Always capitalised, Heavy Metal allowed me to shut out the humdrum of my everyday existence, replacing it with a whole spectrum of disordered noise, by bands from Stoke-on-Trent, Copenhagen, and Tampa, Florida.
The damage it did to my chances with the opposite sex – never good to start with – and to my grasp of teenage fashion, was more than made up for by the assault of the senses and the parents that Heavy Metal prided itself upon.
The actual music varied wildly, from soft, almost progressive rock, through to unintelligible speed and death metal. It didn’t matter – we had to like it all and we kept up our end of the bargain. We were Heavy Metal fans and this was our thing.

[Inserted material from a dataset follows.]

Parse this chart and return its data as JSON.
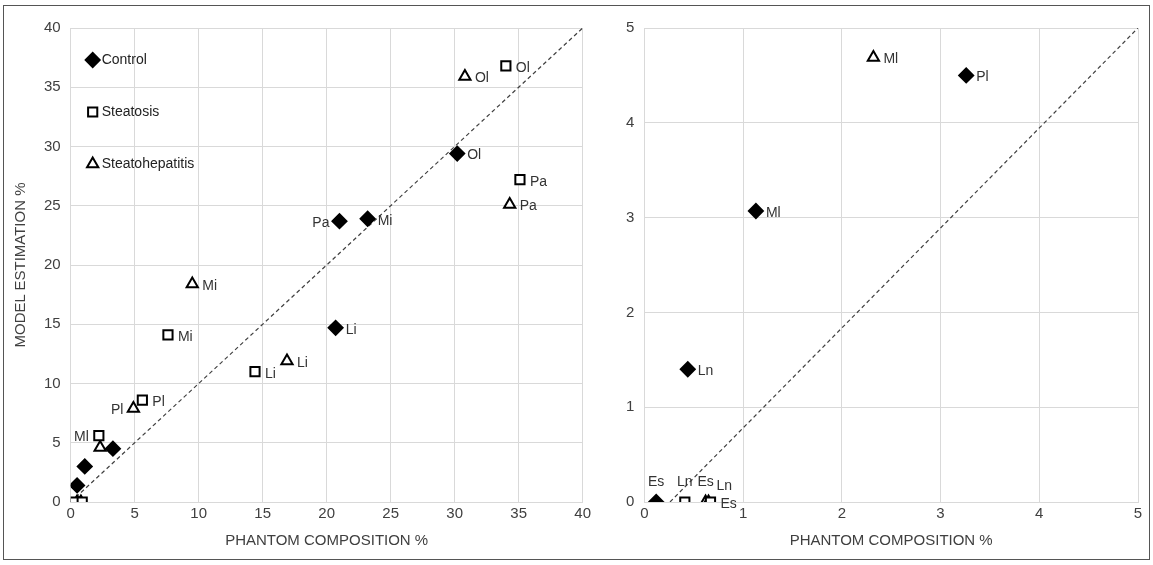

I left my metal days behind me long ago, although I’ve always suspected it never really leaves you. Like rock ‘n’ roll, I suspect Heavy Metal will never truly die, and it doesn’t surprise me that there’s still a thriving market for the stuff, a fecund morass which The Poodles strut around, like kings of the swamp.
I’m sure there’s a more accurate description for the sound The Poodles pedal than Heavy Metal. But that’s exactly what it is, stripped of chronological and geographical context like it could have come from Los Angeles in 1987 rather than Stockholm in 2015.
Devil In The Details is their sixth album, and their first for Sony affiliate Gain. It will find a place in the denim- and leather-clad hearts of disaffected suburban teenagers and those who for whom arrested development is still development, yeah?
The guitars chug and scream at the appropriate levels, and the rhythm section keeps pounding away at a steady, infectious beat: this is accomplished Heavy Metal. And if you find solace in lyrics which promise enlightenment and deliver a bunch of words that are a great effort for someone for whom English is presumably a second language, then you will not be disappointed.
I shouldn’t be so hard. I may not have completely left Heavy Metal behind in my teenage years but it’s obviously abandoned me. The songs of my youth, so similar in sound, still resonate, but their contemporary counterparts – in date of creation if not inspiration – clearly do not.
That’s okay. This album, this band, they’re not for me. I don’t need them for what they do but what they do is still very important.
Devil In The Details is released on April 27th on Gain Music.